James Hedger (see above) occupied a house in South (now Austral) Street. He had a garden on the west side extending along the back of West Square, and mews and stables on the opposite side of the street. His son James lived in the square at No. 45 from 1808 until his death in 1812, when he was succeeded by his brother Robert. Another brother, William, occupied No. 31 from 1807 until 1819."
In the 1800s, the square was used to house some staff at the Bethlehem Royal Hospital (now the Imperial War Museum). In addition, there were Steward's Quarters in the north-east corner of the Hospital grounds. King Edward's Schools (closed and demolished in the 1930s) occupied the eastern side, together with an area of drying posts. The whole eastern side of the old Hospital grounds is now given over to sports facilities.
J. A. R. Newlands (1837–1898), the Victorian chemist who discovered the Periodic Law for the chemical elements, was born and raised in No. 19. A blue plaque, installed by the Royal Society of Chemistry, commemorates Newlands on the front of the house.
In 1884–5, the Charlotte Sharman School was built on the north-west side, named after its founder, a Christian philanthropist. Construction of the school — which is still located there — required the demolition of some thirty houses. Part of the site is now occupied by the Siobhan Davies Dance Centre.
West Square! At the back of the Bedlam Lunatic Asylum. This is as far back as I can remember as a child. It was there, somewhere around the age of three, we lived in a large house.

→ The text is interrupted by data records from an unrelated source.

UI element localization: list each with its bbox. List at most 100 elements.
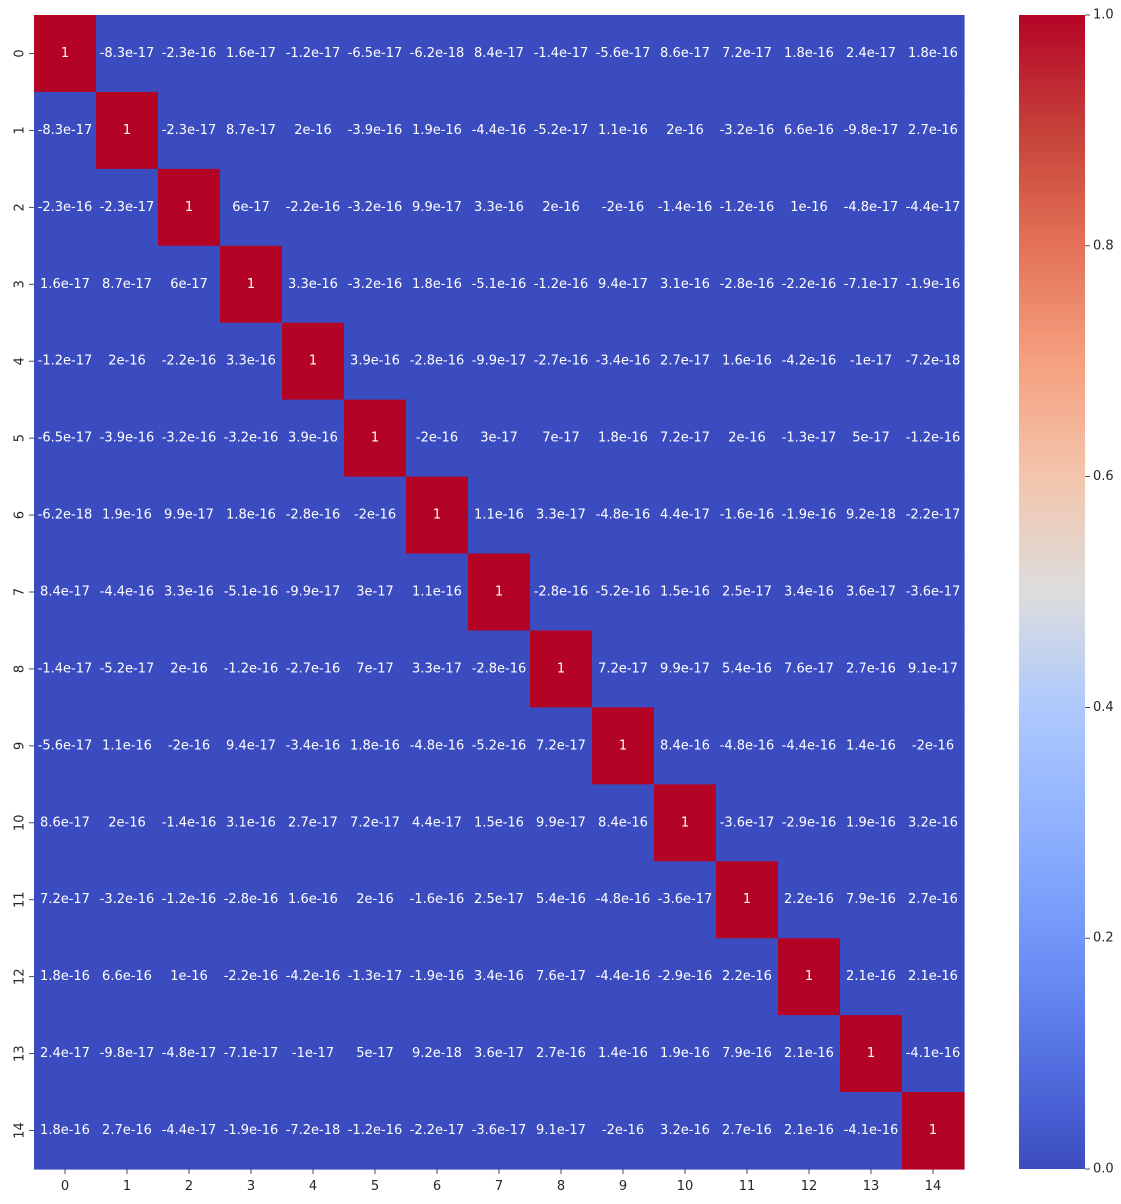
heatmap-cell <box>654 399 717 478</box>
heatmap-cell <box>34 1015 97 1093</box>
cell-value-label: 5e-17 <box>356 1046 394 1061</box>
heatmap-cell <box>344 476 407 555</box>
heatmap-cell <box>158 707 221 785</box>
heatmap-cell <box>778 553 841 632</box>
x-tick-label: 3 <box>247 1179 255 1194</box>
heatmap-cell <box>34 1092 97 1170</box>
y-tick-label: 4 <box>13 357 28 365</box>
heatmap-cell <box>282 322 345 401</box>
heatmap-cell <box>34 861 97 939</box>
cell-value-label: -3.6e-17 <box>906 585 961 600</box>
cell-value-label: 7.2e-17 <box>722 46 772 61</box>
cell-value-label: 2.7e-17 <box>660 354 710 369</box>
cell-value-label: -1.2e-17 <box>38 354 93 369</box>
heatmap-cell <box>840 1092 903 1170</box>
heatmap-cell <box>592 91 655 170</box>
heatmap-cell <box>468 245 531 324</box>
heatmap-cell <box>344 707 407 785</box>
cell-value-label: -2.7e-16 <box>286 661 341 676</box>
cell-value-label: -8.3e-17 <box>38 123 93 138</box>
cell-value-label: 1.8e-16 <box>598 431 648 446</box>
cell-value-label: 2.7e-16 <box>722 1123 772 1138</box>
cell-value-label: 8.7e-17 <box>226 123 276 138</box>
cell-value-label: -9.9e-17 <box>472 354 527 369</box>
heatmap-cell <box>654 91 717 170</box>
heatmap-cell <box>530 15 593 93</box>
heatmap-cell <box>34 245 97 324</box>
cell-value-label: 3.3e-17 <box>536 508 586 523</box>
heatmap-cell <box>96 168 159 247</box>
heatmap-cell <box>778 861 841 939</box>
cell-value-label: 2e-16 <box>542 200 580 215</box>
cell-value-label: 2.1e-16 <box>908 969 958 984</box>
heatmap-cell <box>840 91 903 170</box>
cell-value-label: 3.3e-16 <box>474 200 524 215</box>
cell-value-label: -3.9e-16 <box>348 123 403 138</box>
heatmap-cell <box>902 1092 965 1170</box>
heatmap-cell <box>778 1015 841 1093</box>
cell-value-label: -1.2e-16 <box>162 892 217 907</box>
y-tick-label: 3 <box>12 280 27 288</box>
heatmap-cell <box>654 553 717 632</box>
cell-value-label: 7.9e-16 <box>722 1046 772 1061</box>
cell-value-label: -7.2e-18 <box>286 1123 341 1138</box>
heatmap-cell <box>530 938 593 1016</box>
heatmap-cell <box>778 476 841 555</box>
heatmap-cell <box>902 553 965 632</box>
heatmap-cell <box>902 322 965 401</box>
heatmap-cell <box>530 168 593 247</box>
heatmap-cell <box>344 630 407 708</box>
cell-value-label: -9.8e-17 <box>844 123 899 138</box>
heatmap-cell <box>654 861 717 939</box>
cell-value-label: 6.6e-16 <box>102 969 152 984</box>
x-tick-label: 4 <box>309 1179 317 1194</box>
x-axis: 0 1 2 3 4 5 6 7 8 9 10 11 12 13 14 <box>61 1169 941 1194</box>
y-tick-label: 9 <box>12 742 27 750</box>
heatmap-cell <box>468 399 531 478</box>
heatmap-cell <box>716 1092 779 1170</box>
cell-value-label: -6.2e-18 <box>38 508 93 523</box>
heatmap-cell <box>716 245 779 324</box>
heatmap-cell <box>530 630 593 708</box>
heatmap-cell <box>220 1092 283 1170</box>
heatmap-cell <box>406 707 469 785</box>
heatmap-cell <box>840 553 903 632</box>
heatmap-cell <box>468 630 531 708</box>
heatmap-cell <box>902 784 965 862</box>
heatmap-cell <box>530 1015 593 1093</box>
cell-value-label: 3.3e-16 <box>226 354 276 369</box>
cell-value-label: 8.4e-16 <box>598 815 648 830</box>
cell-value-label: 3.1e-16 <box>660 277 710 292</box>
heatmap-cell <box>902 245 965 324</box>
heatmap-cell <box>96 553 159 632</box>
cell-value-label: 2.5e-17 <box>722 585 772 600</box>
cell-value-label: -1.9e-16 <box>782 508 837 523</box>
y-tick-label: 8 <box>13 665 28 673</box>
cell-value-label: -2.3e-17 <box>100 200 155 215</box>
cell-value-label: 1.5e-16 <box>660 585 710 600</box>
cell-value-label: -2.2e-17 <box>906 508 961 523</box>
heatmap-cell <box>902 938 965 1016</box>
colorbar-tick-label: 0.6 <box>1093 469 1114 484</box>
cell-value-label: 1 <box>495 585 503 600</box>
cell-value-label: -1.9e-16 <box>906 277 961 292</box>
cell-value-label: 7e-17 <box>542 431 580 446</box>
heatmap-cell <box>778 15 841 93</box>
heatmap-cell <box>344 784 407 862</box>
heatmap-cell <box>468 91 531 170</box>
heatmap-cell <box>592 553 655 632</box>
cell-value-label: 9.9e-17 <box>536 815 586 830</box>
heatmap-cell <box>406 1092 469 1170</box>
heatmap-cell <box>468 784 531 862</box>
cell-value-label: -5.1e-16 <box>472 277 527 292</box>
cell-value-label: 2.2e-16 <box>784 892 834 907</box>
heatmap-cell <box>282 399 345 478</box>
heatmap-cell <box>158 91 221 170</box>
cell-value-label: -2.8e-16 <box>286 508 341 523</box>
heatmap-cell <box>592 399 655 478</box>
cell-value-label: 3e-17 <box>480 431 518 446</box>
cell-value-label: -4.1e-16 <box>906 1046 961 1061</box>
cell-value-label: -9.8e-17 <box>100 1046 155 1061</box>
y-tick-label: 0 <box>12 49 27 57</box>
cell-value-label: -1.2e-16 <box>534 277 589 292</box>
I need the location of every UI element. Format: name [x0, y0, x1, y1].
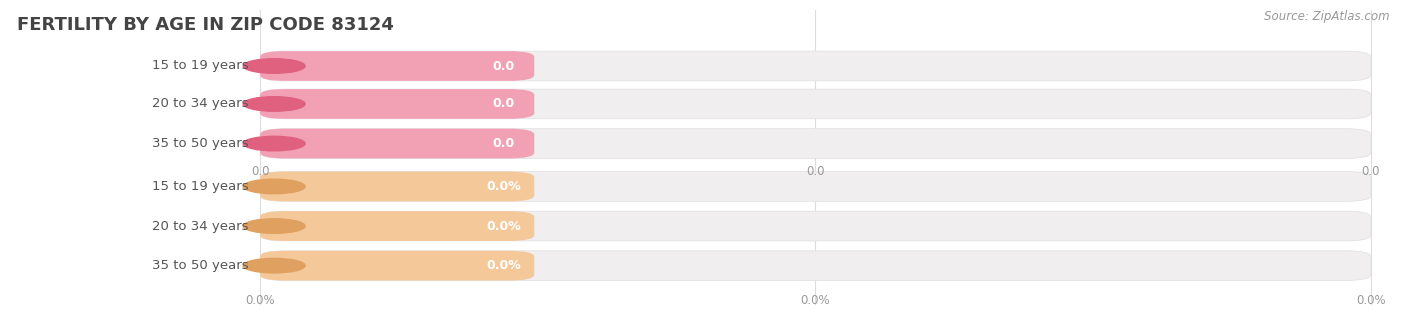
- Circle shape: [243, 59, 305, 73]
- FancyBboxPatch shape: [260, 89, 1371, 119]
- Text: 0.0: 0.0: [492, 59, 515, 73]
- FancyBboxPatch shape: [260, 172, 1371, 201]
- Circle shape: [243, 258, 305, 273]
- FancyBboxPatch shape: [260, 51, 1371, 81]
- Circle shape: [243, 179, 305, 194]
- Text: 0.0%: 0.0%: [486, 180, 520, 193]
- FancyBboxPatch shape: [260, 89, 534, 119]
- FancyBboxPatch shape: [260, 211, 534, 241]
- FancyBboxPatch shape: [260, 172, 534, 201]
- FancyBboxPatch shape: [260, 251, 1371, 280]
- Circle shape: [243, 219, 305, 233]
- Text: 15 to 19 years: 15 to 19 years: [152, 180, 249, 193]
- Text: 0.0: 0.0: [492, 137, 515, 150]
- Text: 20 to 34 years: 20 to 34 years: [152, 97, 249, 111]
- Text: 15 to 19 years: 15 to 19 years: [152, 59, 249, 73]
- Text: 0.0%: 0.0%: [800, 294, 831, 307]
- Text: 0.0: 0.0: [250, 165, 270, 178]
- Text: 20 to 34 years: 20 to 34 years: [152, 219, 249, 233]
- Circle shape: [243, 97, 305, 111]
- Text: 0.0: 0.0: [806, 165, 825, 178]
- Circle shape: [243, 136, 305, 151]
- FancyBboxPatch shape: [260, 129, 534, 158]
- Text: 0.0%: 0.0%: [486, 219, 520, 233]
- Text: 0.0: 0.0: [492, 97, 515, 111]
- FancyBboxPatch shape: [260, 251, 534, 280]
- FancyBboxPatch shape: [260, 211, 1371, 241]
- Text: FERTILITY BY AGE IN ZIP CODE 83124: FERTILITY BY AGE IN ZIP CODE 83124: [17, 16, 394, 35]
- Text: 0.0%: 0.0%: [245, 294, 276, 307]
- Text: 0.0: 0.0: [1361, 165, 1381, 178]
- Text: 0.0%: 0.0%: [486, 259, 520, 272]
- Text: 35 to 50 years: 35 to 50 years: [152, 259, 249, 272]
- Text: 0.0%: 0.0%: [1355, 294, 1386, 307]
- Text: 35 to 50 years: 35 to 50 years: [152, 137, 249, 150]
- Text: Source: ZipAtlas.com: Source: ZipAtlas.com: [1264, 10, 1389, 23]
- FancyBboxPatch shape: [260, 51, 534, 81]
- FancyBboxPatch shape: [260, 129, 1371, 158]
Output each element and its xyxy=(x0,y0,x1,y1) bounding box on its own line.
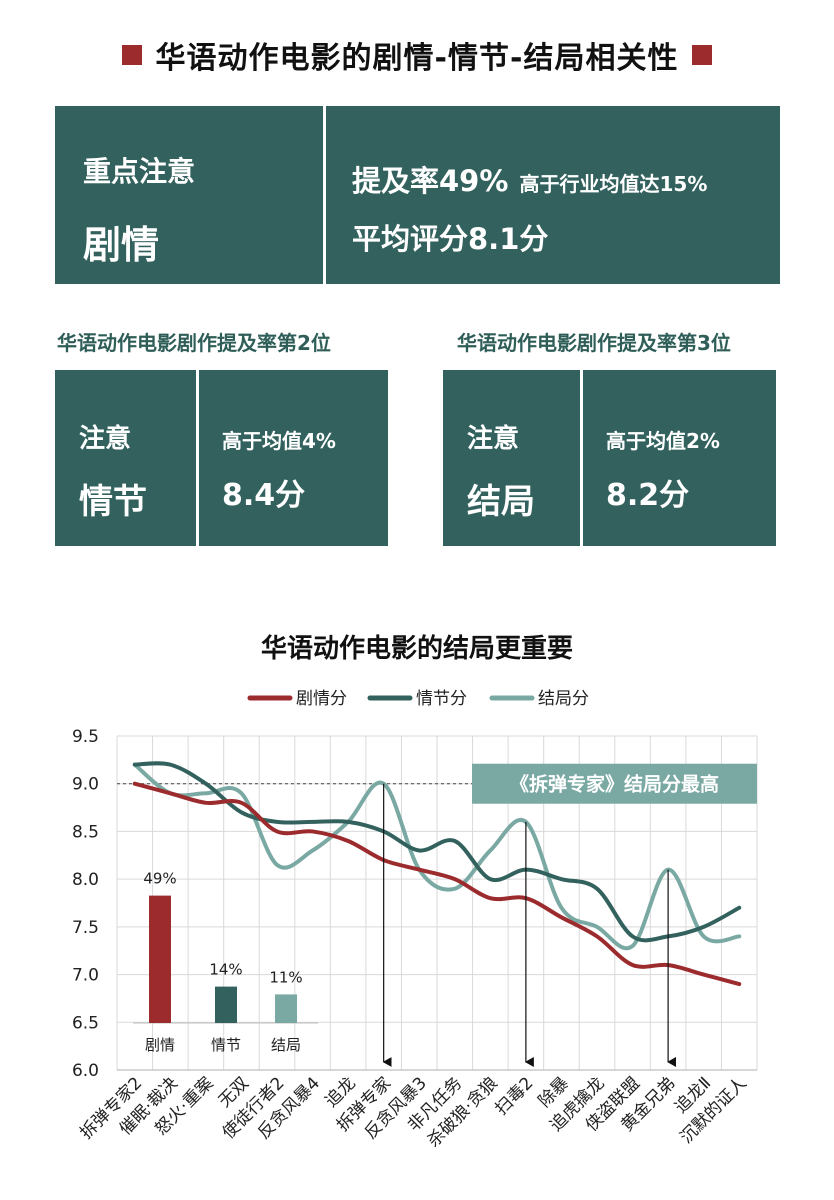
left-label-small: 注意 xyxy=(79,424,132,454)
left-note: 高于均值4% xyxy=(222,429,336,453)
y-tick-label: 8.0 xyxy=(72,870,99,890)
inset-bar-category-label: 结局 xyxy=(271,1036,301,1054)
left-panel-divider xyxy=(196,370,199,546)
annotation-box xyxy=(472,763,757,804)
y-tick-label: 7.5 xyxy=(72,918,99,938)
title-square-left-icon xyxy=(121,45,142,65)
top-panel: 重点注意 剧情 提及率49% 高于行业均值达15% 平均评分8.1分 xyxy=(55,106,780,284)
y-tick-label: 6.5 xyxy=(72,1013,99,1033)
y-tick-label: 8.5 xyxy=(72,822,99,842)
top-rate-line: 提及率49% 高于行业均值达15% xyxy=(352,158,707,200)
x-tick-label: 扫毒2 xyxy=(492,1073,538,1119)
page-title: 华语动作电影的剧情-情节-结局相关性 xyxy=(155,41,679,76)
top-score-text: 平均评分8.1分 xyxy=(352,222,549,256)
y-tick-label: 6.0 xyxy=(72,1061,99,1081)
right-label-big: 结局 xyxy=(467,482,535,522)
title-bar: 华语动作电影的剧情-情节-结局相关性 xyxy=(0,30,834,80)
right-panel: 注意 结局 高于均值2% 8.2分 xyxy=(443,370,776,546)
top-panel-divider xyxy=(323,106,326,284)
inset-bar-category-label: 剧情 xyxy=(145,1036,175,1054)
inset-bar-value-label: 49% xyxy=(143,870,176,888)
legend-label: 情节分 xyxy=(416,689,467,709)
title-square-right-icon xyxy=(692,45,713,65)
series-line-3 xyxy=(132,762,742,951)
y-tick-label: 9.0 xyxy=(72,775,99,795)
inset-bar xyxy=(275,994,297,1023)
inset-bar xyxy=(149,895,171,1023)
right-score: 8.2分 xyxy=(606,478,690,513)
series-line-2 xyxy=(132,761,742,943)
right-label-small: 注意 xyxy=(467,424,520,454)
inset-bar xyxy=(215,986,237,1023)
left-score: 8.4分 xyxy=(222,478,306,513)
top-label-big: 剧情 xyxy=(83,223,160,267)
left-panel-heading: 华语动作电影剧作提及率第2位 xyxy=(57,331,331,355)
right-panel-divider xyxy=(580,370,583,546)
inset-bar-value-label: 11% xyxy=(269,968,302,986)
y-tick-label: 9.5 xyxy=(72,727,99,747)
series-line-1 xyxy=(132,781,742,987)
annotation-text: 《拆弹专家》结局分最高 xyxy=(510,773,719,796)
right-panel-heading: 华语动作电影剧作提及率第3位 xyxy=(457,331,731,355)
y-tick-label: 7.0 xyxy=(72,966,99,986)
left-label-big: 情节 xyxy=(79,482,147,522)
top-label-small: 重点注意 xyxy=(83,155,196,188)
inset-bar-value-label: 14% xyxy=(209,961,242,979)
legend-label: 结局分 xyxy=(538,689,589,709)
right-note: 高于均值2% xyxy=(606,429,720,453)
top-rate-note: 高于行业均值达15% xyxy=(519,172,708,196)
left-panel: 注意 情节 高于均值4% 8.4分 xyxy=(55,370,388,546)
legend-label: 剧情分 xyxy=(296,689,347,709)
chart-title: 华语动作电影的结局更重要 xyxy=(260,634,573,664)
top-rate-text: 提及率49% xyxy=(352,164,509,198)
inset-bar-category-label: 情节 xyxy=(211,1036,241,1054)
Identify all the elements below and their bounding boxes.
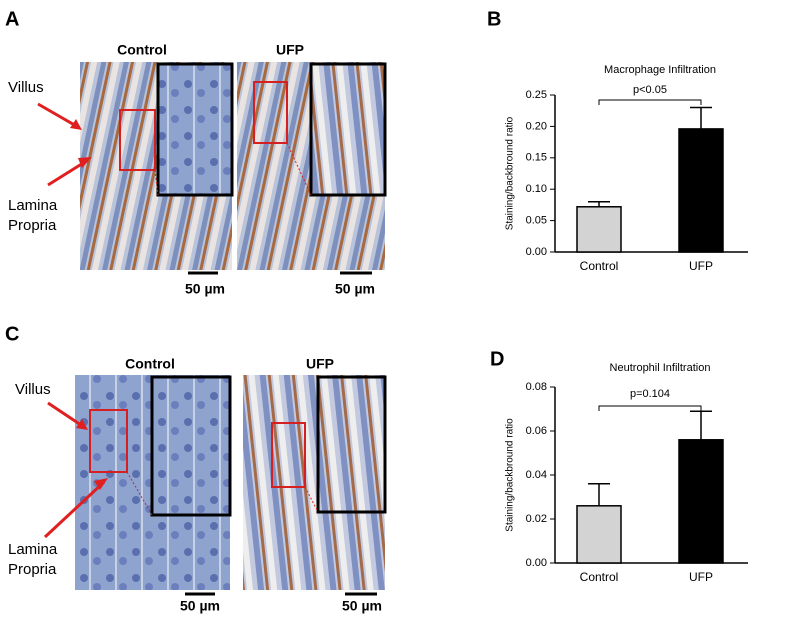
arrowhead (78, 157, 92, 168)
y-tick-label: 0.10 (526, 183, 547, 195)
zoom-box (89, 409, 128, 473)
significance-bracket (598, 99, 702, 105)
condition-label: Control (125, 356, 175, 372)
annotation: Lamina Propria (8, 541, 58, 578)
panel-label: D (490, 348, 504, 370)
panel-label: B (487, 8, 501, 30)
zoom-box (271, 422, 306, 488)
inset (150, 375, 232, 517)
zoom-line (286, 142, 312, 196)
inset (309, 62, 387, 197)
zoom-line (126, 471, 153, 516)
y-tick-label: 0.25 (526, 89, 547, 101)
zoom-line (154, 169, 159, 196)
y-axis-label: Staining/backbround ratio (505, 418, 516, 532)
annotation: Villus (8, 79, 44, 96)
panel-label: C (5, 323, 19, 345)
y-tick-label: 0.06 (526, 425, 547, 437)
y-tick-label: 0.20 (526, 120, 547, 132)
condition-label: UFP (306, 356, 334, 372)
y-tick-label: 0.08 (526, 381, 547, 393)
annotation: Villus (15, 381, 51, 398)
arrow (37, 102, 79, 129)
x-tick-label: UFP (689, 259, 713, 273)
condition-label: Control (117, 42, 167, 58)
panel-label: A (5, 8, 19, 30)
y-tick-label: 0.05 (526, 215, 547, 227)
zoom-box (119, 109, 156, 171)
x-tick-label: UFP (689, 570, 713, 584)
zoom-box (253, 81, 288, 144)
condition-label: UFP (276, 42, 304, 58)
significance-label: p<0.05 (633, 84, 667, 96)
scale-label: 50 µm (180, 598, 220, 614)
arrow (47, 401, 85, 429)
arrowhead (76, 419, 88, 430)
scale-label: 50 µm (335, 281, 375, 297)
bar (576, 505, 622, 564)
y-tick-label: 0.15 (526, 152, 547, 164)
scale-label: 50 µm (342, 598, 382, 614)
y-axis-label: Staining/backbround ratio (505, 116, 516, 230)
arrow (43, 480, 106, 539)
inset (316, 375, 387, 514)
y-tick-label: 0.00 (526, 557, 547, 569)
chart-title: Macrophage Infiltration (604, 64, 716, 76)
bar (678, 128, 724, 253)
significance-label: p=0.104 (630, 388, 670, 400)
x-tick-label: Control (580, 259, 619, 273)
micrograph-group: Control UFP 50 µm 50 µm Villus (8, 42, 387, 297)
arrowhead (70, 119, 82, 130)
chart-title: Neutrophil Infiltration (610, 362, 711, 374)
y-tick-label: 0.04 (526, 469, 547, 481)
y-tick-label: 0.00 (526, 246, 547, 258)
y-tick-label: 0.02 (526, 513, 547, 525)
inset (156, 62, 234, 197)
bar (678, 439, 724, 564)
scale-label: 50 µm (185, 281, 225, 297)
micrograph-group: Control UFP 50 µm 50 µm Villus (15, 356, 387, 614)
annotation: Lamina Propria (8, 197, 58, 234)
arrowhead (94, 478, 108, 490)
zoom-line (304, 486, 319, 513)
x-tick-label: Control (580, 570, 619, 584)
significance-bracket (598, 405, 702, 411)
bar (576, 206, 622, 253)
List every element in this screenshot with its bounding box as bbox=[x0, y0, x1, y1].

At the end of the 19th century, the garden in the square was threatened with building development, but there was a campaign to keep it. In 1909, the freehold was bought for some £4,000 by the London County Council and the Metropolitan Borough of Southwark. They enlarged and restored the garden, which was then opened for public use in 1910. The Metropolitan Public Gardens Association's landscape gardener Madeline Agar laid out the gardens and restored the earlier 1813 cruciform layout. The square was scheduled to protect it under the London Squares Preservation Act 1931. However, after the Second World War, it was proposed that the buildings should be demolished and the area added to Geraldine Mary Harmsworth Park. This was blocked by the Civic Amenities Act 1967 and instead the square became a conservation area.
The terrace of five houses in the north-west corner of the square were demolished c1970, and replaced by modern town houses designed to blend in with the original Georgian architecture (the corner house had at one point been converted into a pub, The City Arms). The west side of the square was also much-altered, with pairs of houses being run together to create four lateral flats in each property. In 1997–8, and with the exception of numbers 10 and 11, the terrace was reconverted to single houses. Overall, the square remains largely intact and of historic interest, a fact reflected in the 1972 Grade II listing of the east, south and wide sides.